SHANGHAI, Aug. 6 (SMM) – Copper supply fell short in north China’s physical markets after several copper smelters started maintenance operations, SMM learned.
Sources contacted by SMM said Yunnan Copper’s Chifeng Smelter, Chifeng Jinjian Copper, and Western Mining all suspended production for maintenance, tightening copper supply in physical markets of north China.
This supply shortage was exacerbated when Shandong-based smelters that usually ship goods to Tianjin’s market stepped up exports, attracted by the low SHFE/LME copper price ratio.

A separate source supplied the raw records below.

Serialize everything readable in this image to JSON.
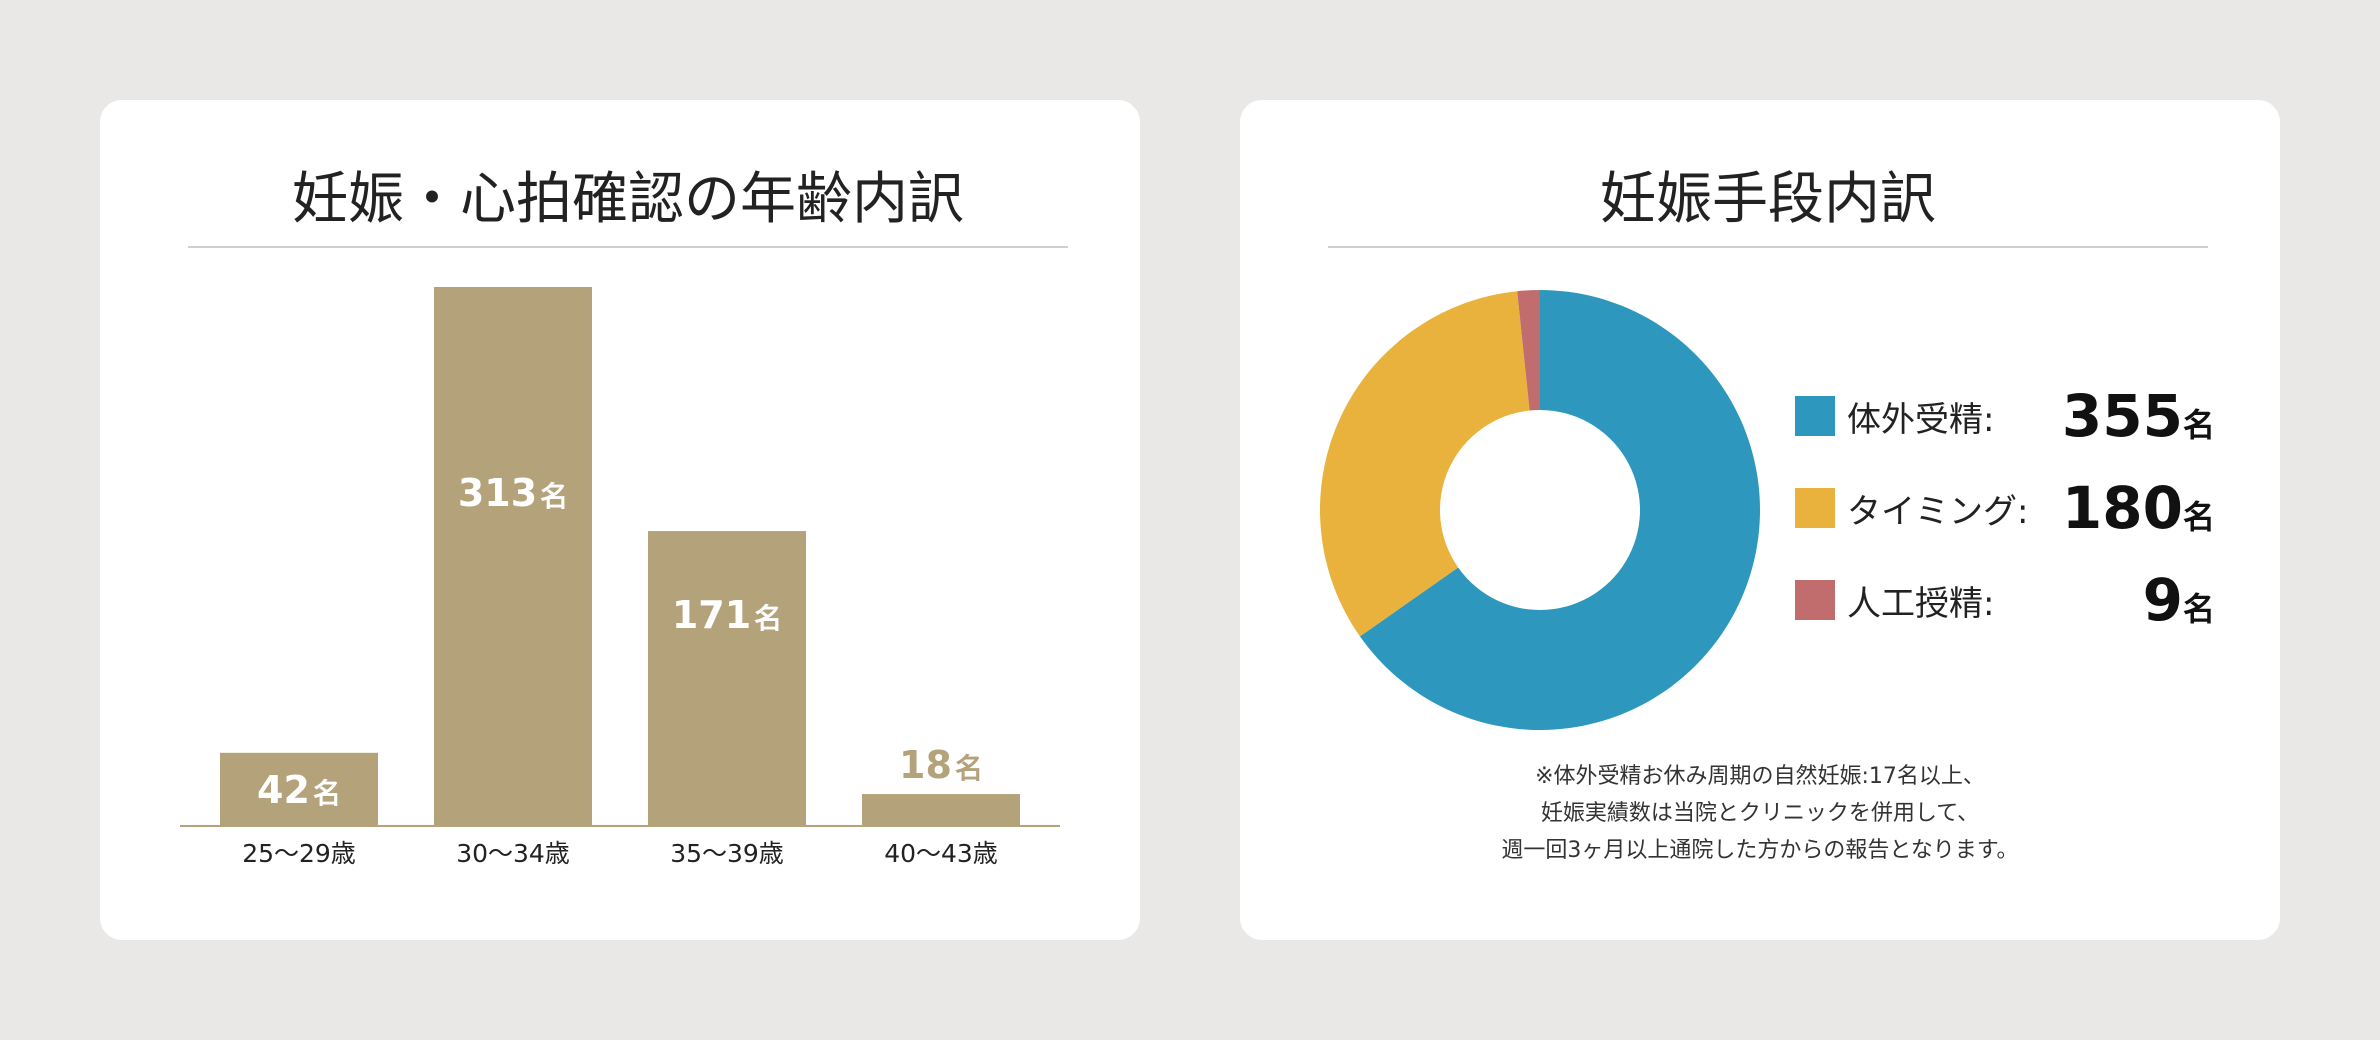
{
  "colors": {
    "bar": "#b4a27b",
    "bar_text": "#ffffff",
    "bar_text_outside": "#b4a27b",
    "ivf": "#2d97bd",
    "timing": "#e9b23d",
    "ai": "#c26d6d"
  },
  "chart_data": [
    {
      "type": "bar",
      "title": "妊娠・心拍確認の年齢内訳",
      "categories": [
        "25〜29歳",
        "30〜34歳",
        "35〜39歳",
        "40〜43歳"
      ],
      "values": [
        42,
        313,
        171,
        18
      ],
      "unit": "名",
      "ylim": [
        0,
        313
      ],
      "grid": false
    },
    {
      "type": "pie",
      "title": "妊娠手段内訳",
      "donut": true,
      "slices": [
        {
          "label": "体外受精",
          "value": 355,
          "color": "#2d97bd"
        },
        {
          "label": "タイミング",
          "value": 180,
          "color": "#e9b23d"
        },
        {
          "label": "人工授精",
          "value": 9,
          "color": "#c26d6d"
        }
      ],
      "unit": "名",
      "legend_position": "right"
    }
  ],
  "legend_separator": ":",
  "note_lines": [
    "※体外受精お休み周期の自然妊娠:17名以上、",
    "妊娠実績数は当院とクリニックを併用して、",
    "週一回3ヶ月以上通院した方からの報告となります。"
  ]
}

SMM was told that the number of tradable goods at north China warehouses have fallen to just 600 tonnes.
A limited amount was shipped from Shandong to Tianjin, but quotes were held elevated, with some offered at a premium of 150 yuan per tonne, providing that buyers have to pick up goods from suppliers by themselves.
This tight supply expanded price gap between Shanghai and north China to over 200 yuan per tonne, exceeding the costs for transporting goods between the two regions. The wide price spread allowed some to sell Shanghai’s goods to north China.
A majority of copper in north China market was consumed by enterprises downstream, with transactions between merchants rarely seen. Therefore, downstream producers are now mainly purchase as needed given low volatility in copper prices and limited supply.